The Inter-American Development Bank (IDB) published a study that examines how sovereign risk spreads and, consequently, the cost of domestic financing responds to climate change vulnerability and preparedness, while recognizing the different dynamics expected of emerging, low-income and advanced economies.

The document is made up of five sections: i) introduction; ii) description of empirical work, focused on a panel quantile regression framework, improved by incorporating common unobservable factors typical of macroeconomics, calling it augmented panel quantile factor regression; iii) details the data obtained; iv) presents the main results and models that account for the incorporation of natural disasters; v). conclusions.

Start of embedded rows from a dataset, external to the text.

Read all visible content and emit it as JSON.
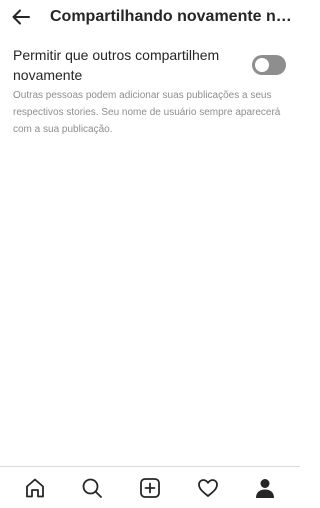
{
  "header": {
    "title": "Compartilhando novamente no Stories",
    "back_icon": "arrow-left-icon"
  },
  "setting": {
    "label": "Permitir que outros compartilhem novamente",
    "toggle_state": "off",
    "description": "Outras pessoas podem adicionar suas publicações a seus respectivos stories. Seu nome de usuário sempre aparecerá com a sua publicação."
  },
  "bottom_nav": {
    "items": [
      {
        "icon": "home-icon"
      },
      {
        "icon": "search-icon"
      },
      {
        "icon": "new-post-icon"
      },
      {
        "icon": "heart-icon"
      },
      {
        "icon": "profile-icon"
      }
    ]
  },
  "colors": {
    "text": "#262626",
    "secondary_text": "#8e8e8e",
    "toggle_off": "#8e8e8e",
    "divider": "#dbdbdb"
  }
}
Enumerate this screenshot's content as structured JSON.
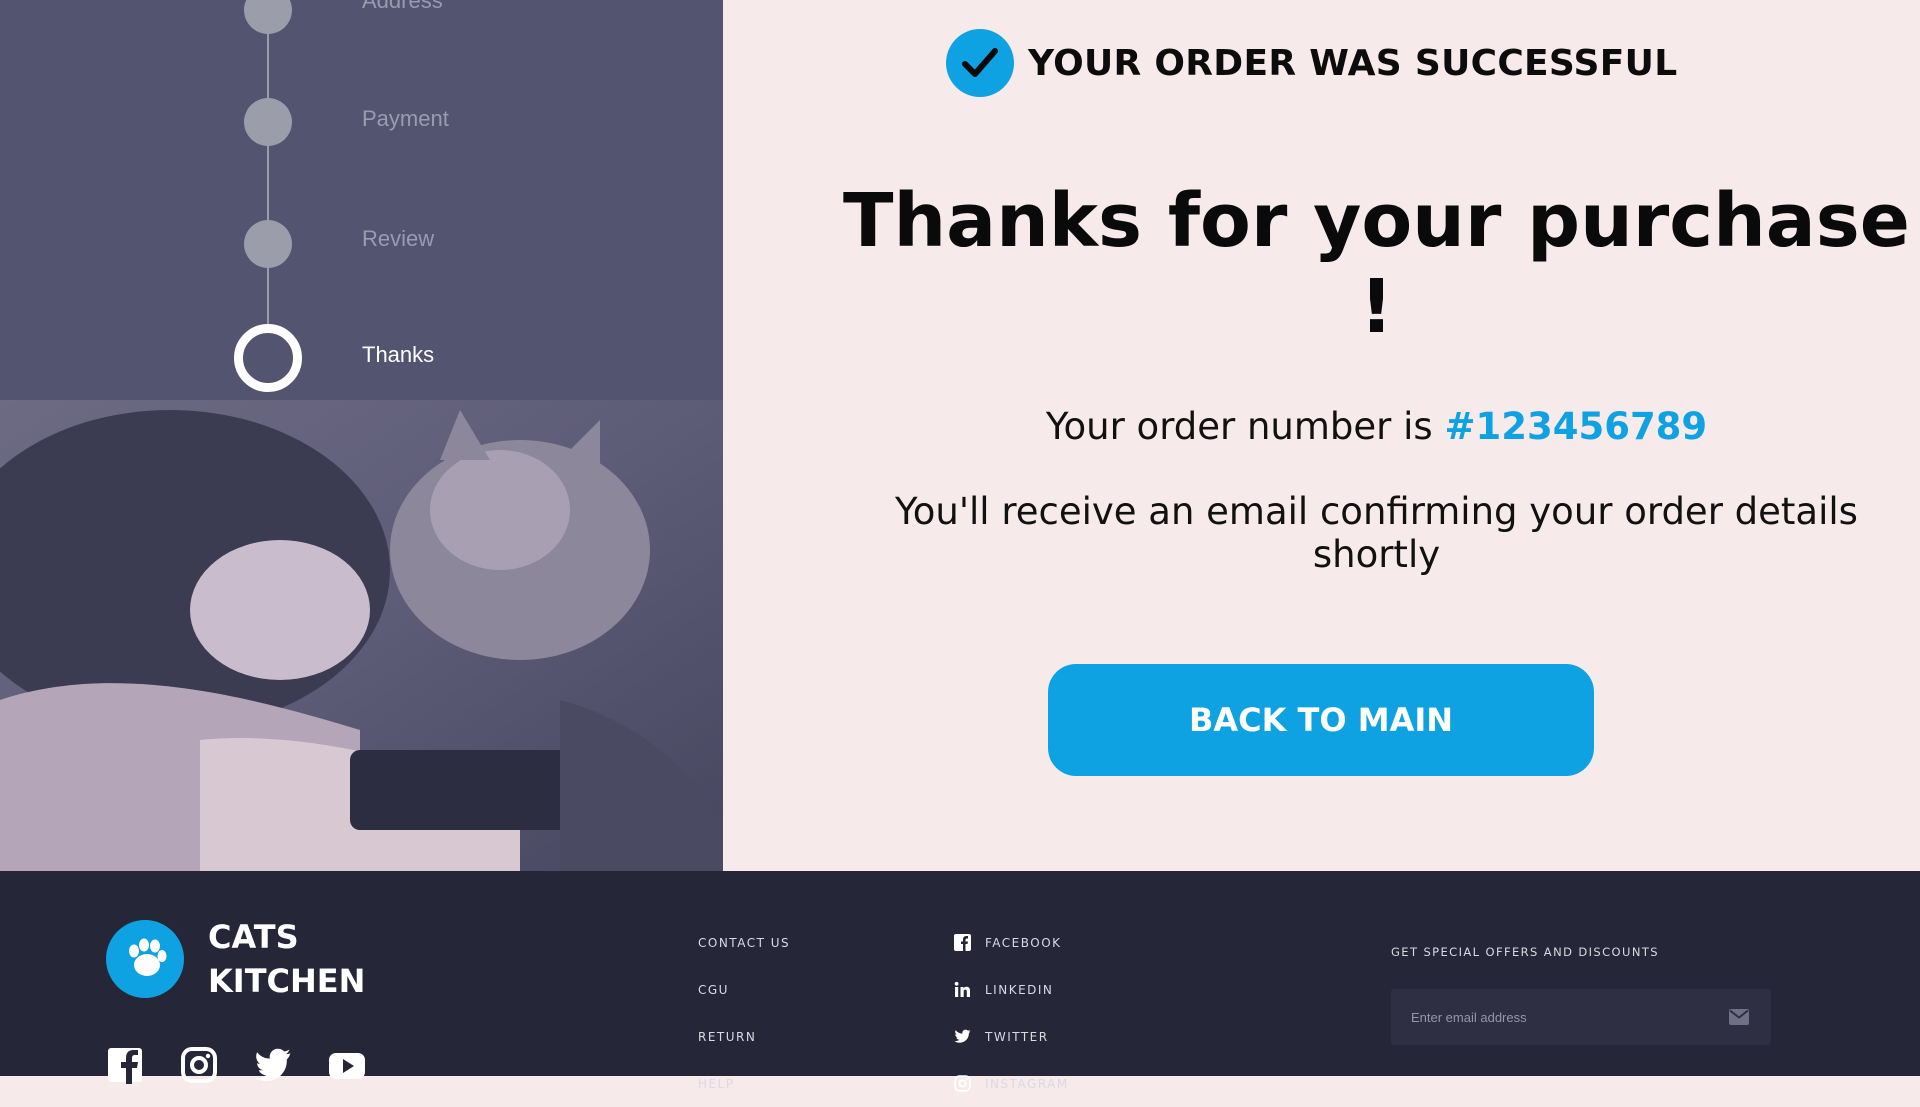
{
  "steps": [
    {
      "label": "Address",
      "state": "done"
    },
    {
      "label": "Payment",
      "state": "done"
    },
    {
      "label": "Review",
      "state": "done"
    },
    {
      "label": "Thanks",
      "state": "active"
    }
  ],
  "success": {
    "headline": "YOUR ORDER WAS SUCCESSFUL",
    "title": "Thanks for your purchase !",
    "order_prefix": "Your order number is ",
    "order_number": "#123456789",
    "email_note": "You'll receive an email confirming your order details shortly",
    "back_button": "BACK TO MAIN"
  },
  "footer": {
    "brand_line1": "CATS",
    "brand_line2": "KITCHEN",
    "social_icons": [
      "facebook-icon",
      "instagram-icon",
      "twitter-icon",
      "youtube-icon"
    ],
    "links": [
      "CONTACT US",
      "CGU",
      "RETURN",
      "HELP"
    ],
    "social_links": [
      "FACEBOOK",
      "LINKEDIN",
      "TWITTER",
      "INSTAGRAM"
    ],
    "newsletter_title": "GET SPECIAL OFFERS AND DISCOUNTS",
    "newsletter_placeholder": "Enter email address"
  },
  "colors": {
    "accent": "#0fa2e2",
    "left_panel": "#525470",
    "right_panel": "#f6eaea",
    "footer": "#252638"
  }
}
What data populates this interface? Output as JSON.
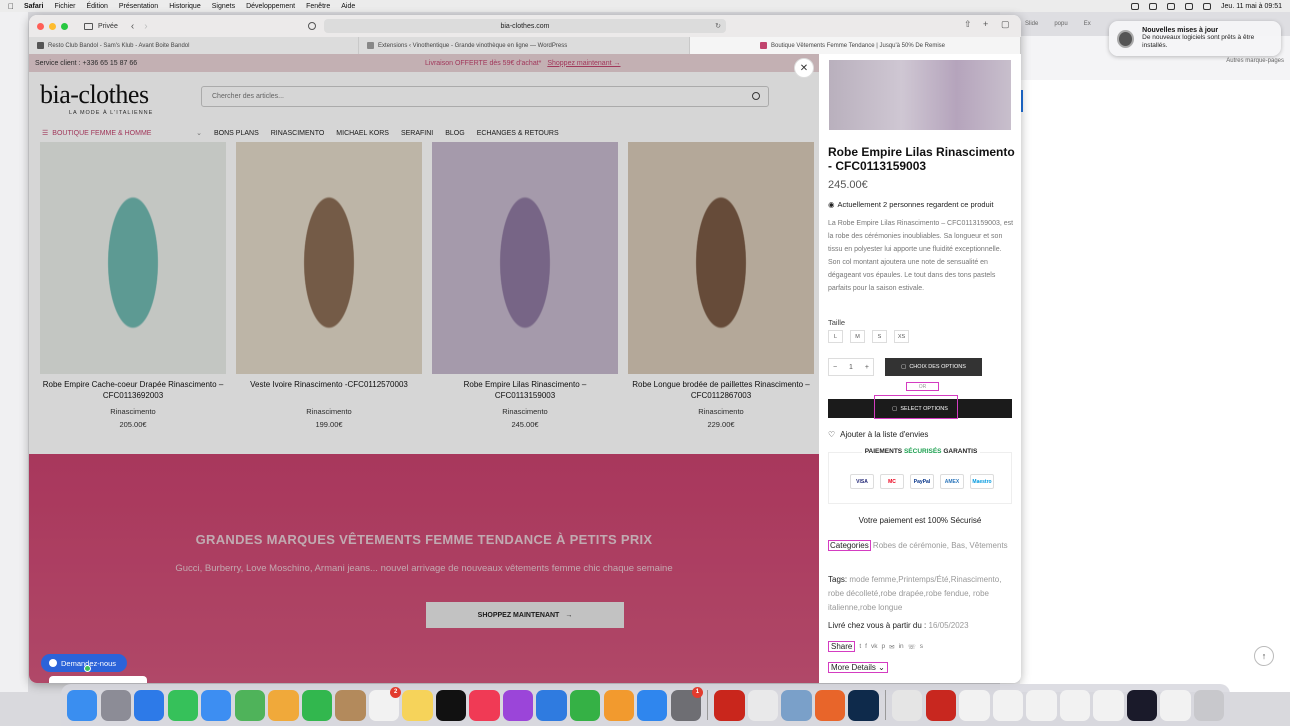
{
  "menubar": {
    "app": "Safari",
    "items": [
      "Fichier",
      "Édition",
      "Présentation",
      "Historique",
      "Signets",
      "Développement",
      "Fenêtre",
      "Aide"
    ],
    "clock": "Jeu. 11 mai à 09:51"
  },
  "notification": {
    "title": "Nouvelles mises à jour",
    "body": "De nouveaux logiciels sont prêts à être installés."
  },
  "bg_window": {
    "tabs": [
      "Slide",
      "popu",
      "Ex"
    ],
    "bookmarks": "Autres marque-pages"
  },
  "browser": {
    "private_label": "Privée",
    "url": "bia-clothes.com",
    "tabs": [
      {
        "label": "Resto Club Bandol - Sam's Klub - Avant Boite Bandol"
      },
      {
        "label": "Extensions ‹ Vinothentique - Grande vinothèque en ligne — WordPress"
      },
      {
        "label": "Boutique Vêtements Femme Tendance | Jusqu'à 50% De Remise"
      }
    ]
  },
  "site": {
    "service_client": "Service client : +336 65 15 87 66",
    "promo_text": "Livraison OFFERTE dès 59€ d'achat*",
    "promo_link": "Shoppez maintenant →",
    "logo": "bia-clothes",
    "logo_tagline": "LA MODE À L'ITALIENNE",
    "search_placeholder": "Chercher des articles...",
    "category_menu": "BOUTIQUE FEMME & HOMME",
    "nav": [
      "BONS PLANS",
      "RINASCIMENTO",
      "MICHAEL KORS",
      "SERAFINI",
      "BLOG",
      "ECHANGES & RETOURS"
    ]
  },
  "products": [
    {
      "name": "Robe Empire Cache-coeur Drapée Rinascimento – CFC0113692003",
      "brand": "Rinascimento",
      "price": "205.00€",
      "c1": "#e9ece8",
      "c2": "#6fb8b0"
    },
    {
      "name": "Veste Ivoire Rinascimento -CFC0112570003",
      "brand": "Rinascimento",
      "price": "199.00€",
      "c1": "#e2d8c7",
      "c2": "#8b6d55"
    },
    {
      "name": "Robe Empire Lilas Rinascimento – CFC0113159003",
      "brand": "Rinascimento",
      "price": "245.00€",
      "c1": "#c5b8cc",
      "c2": "#8e79a0"
    },
    {
      "name": "Robe Longue brodée de paillettes Rinascimento – CFC0112867003",
      "brand": "Rinascimento",
      "price": "229.00€",
      "c1": "#d7c9b7",
      "c2": "#7a5a44"
    }
  ],
  "hero": {
    "title": "GRANDES MARQUES VÊTEMENTS FEMME TENDANCE À PETITS PRIX",
    "subtitle": "Gucci, Burberry, Love Moschino, Armani jeans... nouvel arrivage de nouveaux vêtements femme chic chaque semaine",
    "button": "SHOPPEZ MAINTENANT"
  },
  "chat": {
    "label": "Demandez-nous"
  },
  "quickview": {
    "title": "Robe Empire Lilas Rinascimento - CFC0113159003",
    "price": "245.00€",
    "watching": "Actuellement 2 personnes regardent ce produit",
    "description": "La Robe Empire Lilas Rinascimento – CFC0113159003, est la robe des cérémonies inoubliables. Sa longueur et son tissu en polyester lui apporte une fluidité exceptionnelle. Son col montant ajoutera une note de sensualité en dégageant vos épaules. Le tout dans des tons pastels parfaits pour la saison estivale.",
    "size_label": "Taille",
    "sizes": [
      "L",
      "M",
      "S",
      "XS"
    ],
    "qty": "1",
    "choice_button": "CHOIX DES OPTIONS",
    "or_label": "OR",
    "select_button": "SELECT OPTIONS",
    "wishlist": "Ajouter à la liste d'envies",
    "payment_title_a": "PAIEMENTS",
    "payment_title_b": "SÉCURISÉS",
    "payment_title_c": "GARANTIS",
    "cards": [
      "VISA",
      "MC",
      "PayPal",
      "AMEX",
      "Maestro"
    ],
    "secure_note": "Votre paiement est 100% Sécurisé",
    "categories_label": "Categories",
    "categories_value": "Robes de cérémonie, Bas, Vêtements",
    "tags_label": "Tags:",
    "tags_value": "mode femme,Printemps/Été,Rinascimento, robe décolleté,robe drapée,robe fendue, robe italienne,robe longue",
    "delivery_label": "Livré chez vous à partir du :",
    "delivery_date": "16/05/2023",
    "share_label": "Share",
    "more_details": "More Details"
  },
  "dock": [
    {
      "name": "Finder",
      "color": "#3a8ef0"
    },
    {
      "name": "Launchpad",
      "color": "#8c8c96"
    },
    {
      "name": "Safari",
      "color": "#2d7ae8"
    },
    {
      "name": "Messages",
      "color": "#36c15a"
    },
    {
      "name": "Mail",
      "color": "#3d8ef2"
    },
    {
      "name": "Plans",
      "color": "#4fb35a"
    },
    {
      "name": "Photos",
      "color": "#f0a93a"
    },
    {
      "name": "FaceTime",
      "color": "#32b74e"
    },
    {
      "name": "Contacts",
      "color": "#b38a5c"
    },
    {
      "name": "Rappels",
      "color": "#f2f2f2",
      "badge": "2"
    },
    {
      "name": "Notes",
      "color": "#f6d35a"
    },
    {
      "name": "TV",
      "color": "#111111"
    },
    {
      "name": "Musique",
      "color": "#f03a55"
    },
    {
      "name": "Podcasts",
      "color": "#9b45d9"
    },
    {
      "name": "Keynote",
      "color": "#2f7be0"
    },
    {
      "name": "Numbers",
      "color": "#35b145"
    },
    {
      "name": "Pages",
      "color": "#f29a2e"
    },
    {
      "name": "App Store",
      "color": "#2f86ee"
    },
    {
      "name": "Réglages",
      "color": "#6e6e73",
      "badge": "1"
    },
    {
      "name": "FileZilla",
      "color": "#c9261c"
    },
    {
      "name": "TextEdit",
      "color": "#e9e9ea"
    },
    {
      "name": "Aperçu",
      "color": "#7aa0c9"
    },
    {
      "name": "Firefox",
      "color": "#e8652a"
    },
    {
      "name": "Photoshop",
      "color": "#0e2a4b"
    },
    {
      "name": "Doc",
      "color": "#e5e5e5"
    },
    {
      "name": "Acrobat",
      "color": "#c8271f"
    },
    {
      "name": "Fichier 1",
      "color": "#f2f2f2"
    },
    {
      "name": "Fichier 2",
      "color": "#f2f2f2"
    },
    {
      "name": "Fichier 3",
      "color": "#f2f2f2"
    },
    {
      "name": "Fichier 4",
      "color": "#f2f2f2"
    },
    {
      "name": "Fichier 5",
      "color": "#f2f2f2"
    },
    {
      "name": "Fichier 6",
      "color": "#1a1a2a"
    },
    {
      "name": "Fichier 7",
      "color": "#f2f2f2"
    },
    {
      "name": "Corbeille",
      "color": "#c8c8cc"
    }
  ]
}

The study shows that sovereign risk exhibits significantly asymmetric reactions to its determinants throughout the conditional distribution of credit spreads, which has relevant policy implications. Countries with elevated risk levels are disproportionately vulnerable to climate change compared to their lower-risk counterparts, especially in the short term. Notably, investing in climate change preparedness proves effective in mitigating vulnerability to climate change, in terms of sovereign risk, particularly for countries with low spreads and long-term debt (advanced economies), where readiness and vulnerability tend to counterbalance each other. However, for countries with high spreads and short-term debt, additional measures are essential as climate change readiness alone is insufficient to offset vulnerability effects in this case. The results also demonstrate that the current occurrence of natural disasters has less influence than vulnerability to climate change in determining the differentials.